The air was tormentingly hot; the vegetation lush, with vines hanging between stands of dawn redwood. I must have walked at least five kilometers from the Sternberger, but hadn’t felt the distance in this light gravity. I looked over my shoulder, but trees obscured my view. No matter. I had a Radio Shack homing device to find my way back.

My head was still swimming from Klicks’s insistence that we bring the Hets forward. I hated having to make big decisions. If you avoid them long enough, they go away.

Just like Dad will go away eventually.

Dr. Schroeder’s voice echoed in my head, his Bavarian accent making the words harsher, colder: Failing to act is a decision in and of itself. Then the same words again, but in a lilting Jamaican accent: Failing to act is a decision in and of itself.

Screw Schroeder. Screw Klicks. There’s nothing wrong with not liking to make hasty decisions.

Of course, I always end up buying whatever car the dealer has left on the lot from the previous model year so that I won’t have to make all those choices about color and features. And it’s true that I haven’t voted in years. I’ve never been able to decide between the parties — but hell, who can tell them apart? There’s nothing wrong with any of that, damn it all. One shouldn’t make decisions until one is sure.
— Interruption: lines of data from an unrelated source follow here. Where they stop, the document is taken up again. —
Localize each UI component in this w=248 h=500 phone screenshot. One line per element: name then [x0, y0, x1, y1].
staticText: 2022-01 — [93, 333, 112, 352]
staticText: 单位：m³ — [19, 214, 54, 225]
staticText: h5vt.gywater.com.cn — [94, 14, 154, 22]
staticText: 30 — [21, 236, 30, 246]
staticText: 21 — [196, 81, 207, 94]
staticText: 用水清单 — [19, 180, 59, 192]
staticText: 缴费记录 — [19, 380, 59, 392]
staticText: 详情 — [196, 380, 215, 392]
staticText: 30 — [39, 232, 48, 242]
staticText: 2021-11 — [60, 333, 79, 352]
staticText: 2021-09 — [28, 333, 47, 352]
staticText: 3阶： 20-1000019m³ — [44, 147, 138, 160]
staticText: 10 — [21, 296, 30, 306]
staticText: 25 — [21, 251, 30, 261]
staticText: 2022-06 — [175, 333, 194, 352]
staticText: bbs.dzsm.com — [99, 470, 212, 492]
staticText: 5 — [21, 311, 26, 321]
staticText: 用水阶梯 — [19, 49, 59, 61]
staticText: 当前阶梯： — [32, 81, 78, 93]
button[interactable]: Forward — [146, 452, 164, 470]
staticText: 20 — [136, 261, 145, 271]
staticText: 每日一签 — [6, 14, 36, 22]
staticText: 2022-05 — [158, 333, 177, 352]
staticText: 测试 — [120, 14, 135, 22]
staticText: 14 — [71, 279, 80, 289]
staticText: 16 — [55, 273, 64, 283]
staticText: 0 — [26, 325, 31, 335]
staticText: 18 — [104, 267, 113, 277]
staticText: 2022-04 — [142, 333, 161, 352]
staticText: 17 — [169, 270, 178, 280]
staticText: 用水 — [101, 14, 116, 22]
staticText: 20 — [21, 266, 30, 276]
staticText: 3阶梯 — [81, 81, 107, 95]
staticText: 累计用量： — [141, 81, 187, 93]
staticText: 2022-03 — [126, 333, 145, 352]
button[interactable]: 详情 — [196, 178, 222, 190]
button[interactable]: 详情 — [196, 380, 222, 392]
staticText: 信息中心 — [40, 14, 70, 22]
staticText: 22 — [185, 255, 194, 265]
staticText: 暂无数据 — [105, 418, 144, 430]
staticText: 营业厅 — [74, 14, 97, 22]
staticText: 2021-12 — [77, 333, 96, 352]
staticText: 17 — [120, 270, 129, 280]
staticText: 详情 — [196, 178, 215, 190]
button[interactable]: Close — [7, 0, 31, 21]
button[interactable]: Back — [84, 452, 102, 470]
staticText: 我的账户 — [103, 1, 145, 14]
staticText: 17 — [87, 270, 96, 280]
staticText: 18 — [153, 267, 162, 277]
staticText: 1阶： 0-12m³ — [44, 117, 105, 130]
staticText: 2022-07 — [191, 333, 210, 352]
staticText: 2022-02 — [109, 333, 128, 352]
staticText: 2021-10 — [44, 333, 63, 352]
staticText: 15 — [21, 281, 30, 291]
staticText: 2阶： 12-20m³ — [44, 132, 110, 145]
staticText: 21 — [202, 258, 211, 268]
Besides, it’s not as simple as Klicks made it out to be. Mars of our time is almost airless. Oh, we’d known for half a century that water had once run freely there, carving great valleys. The planet’s atmosphere had been thicker, too, and had probably contained much oxygen. Perhaps Mars was quite pleasant during the Mesozoic. Indeed, it might — I thought of the emerald star I had seen the first night as I’d scanned along the ecliptic. Could it have been Mars, a younger, vibrant world alive with growing things? A planet of life, green with chlorophyll, blue with oceans? A sister to Earth, fully as glorious as this planet?

Perhaps.

But I was a prophet, able to foretell the future with absolute certainty. Mars was doomed, destined to become a stunted, barren dust bowl, cold and desolate, a realm of alien ghosts, a haunt for the memories of things long dead. Granted, no one had been there yet; the joint U.S.-Russia mission had been canceled when neither of them could come up with its share of the money. So it looked like no human being would make it farther than the moon in — well, in my lifetime, I guess. And more than half of Earth’s population had been born after the last person had set foot there, back in 1972. Still, in a weird way, the moon was more inviting than Mars. Luna was sterile and pristine, but Mars was dead, decaying, an oppressive crypt, with the attenuated screams of chill winds raging across the landscape.